To calculate the minimum volume of the flask, we can approach this problem using the Ideal Gas Law and the concept of partial pressure.
Step 1: Convert the water mass into moles.
The molar mass of water (H2O) is approximately 18 g/mol. Thus, the number of moles of water present can be calculated as follows:
moles of water = mass of water / molar mass of water
moles of water = 0.60 g / 18 g/mol
moles of water ≈ 0.0333 mol
Step 2: Determine the partial pressure of the water vapor inside the flask.
The partial pressure of the water vapor is given as 28.36 mmHg, which is its equilibrium vapor pressure at 28 degrees Celsius.
Step 3: Apply the Ideal Gas Law to find the volume required.
The Ideal Gas Law equation is:
PV = nRT
Where:
P = pressure (in atm)
V = volume (in liters)
n = number of moles
R = ideal gas constant (0.0821 L•atm/K•mol)
T = temperature (in Kelvin)
Since we are given the pressure in mmHg and the molar mass of water is in grams, we need to convert these units into atm and Kelvin, respectively.

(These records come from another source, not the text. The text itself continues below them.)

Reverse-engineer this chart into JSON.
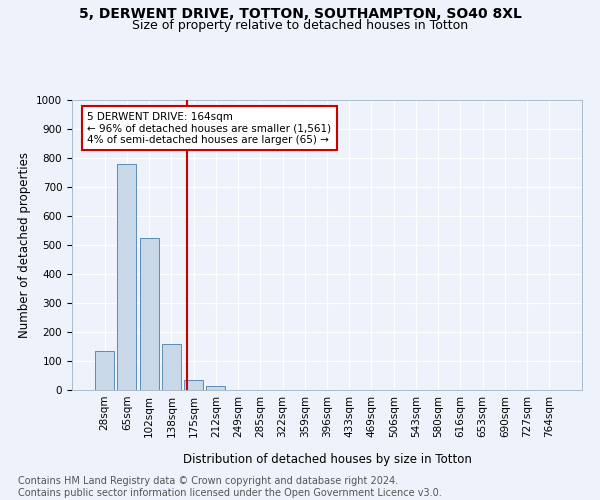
{
  "title": "5, DERWENT DRIVE, TOTTON, SOUTHAMPTON, SO40 8XL",
  "subtitle": "Size of property relative to detached houses in Totton",
  "xlabel": "Distribution of detached houses by size in Totton",
  "ylabel": "Number of detached properties",
  "bar_labels": [
    "28sqm",
    "65sqm",
    "102sqm",
    "138sqm",
    "175sqm",
    "212sqm",
    "249sqm",
    "285sqm",
    "322sqm",
    "359sqm",
    "396sqm",
    "433sqm",
    "469sqm",
    "506sqm",
    "543sqm",
    "580sqm",
    "616sqm",
    "653sqm",
    "690sqm",
    "727sqm",
    "764sqm"
  ],
  "bar_values": [
    133,
    778,
    524,
    157,
    35,
    13,
    0,
    0,
    0,
    0,
    0,
    0,
    0,
    0,
    0,
    0,
    0,
    0,
    0,
    0,
    0
  ],
  "bar_color": "#c8d8e8",
  "bar_edge_color": "#5b8db8",
  "vline_color": "#cc0000",
  "annotation_text": "5 DERWENT DRIVE: 164sqm\n← 96% of detached houses are smaller (1,561)\n4% of semi-detached houses are larger (65) →",
  "annotation_box_color": "#cc0000",
  "ylim": [
    0,
    1000
  ],
  "yticks": [
    0,
    100,
    200,
    300,
    400,
    500,
    600,
    700,
    800,
    900,
    1000
  ],
  "footnote": "Contains HM Land Registry data © Crown copyright and database right 2024.\nContains public sector information licensed under the Open Government Licence v3.0.",
  "bg_color": "#eef2fa",
  "plot_bg_color": "#eef2fa",
  "grid_color": "#ffffff",
  "title_fontsize": 10,
  "subtitle_fontsize": 9,
  "axis_label_fontsize": 8.5,
  "tick_fontsize": 7.5,
  "footnote_fontsize": 7,
  "vline_pos": 3.72
}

Convert pressure from mmHg to atm:
1 atm = 760 mmHg
28.36 mmHg ÷ 760 mmHg/atm ≈ 0.0373 atm (to four significant figures)
Convert temperature from Celsius to Kelvin:
T(K) = T(°C) + 273.15
T(K) = 28°C + 273.15 K ≈ 301.15 K (to four significant figures)
Now we can substitute the values into the Ideal Gas Law equation to solve for the volume (V):
V = (nRT) / P
V = (0.0333 mol)(0.0821 L•atm/K•mol)(301.15 K) / 0.0373 atm
V ≈ 0.665 L (to three significant figures)
Therefore, the minimum volume of the flask to ensure no liquid water is present at 28 degrees Celsius is approximately 0.665 liters.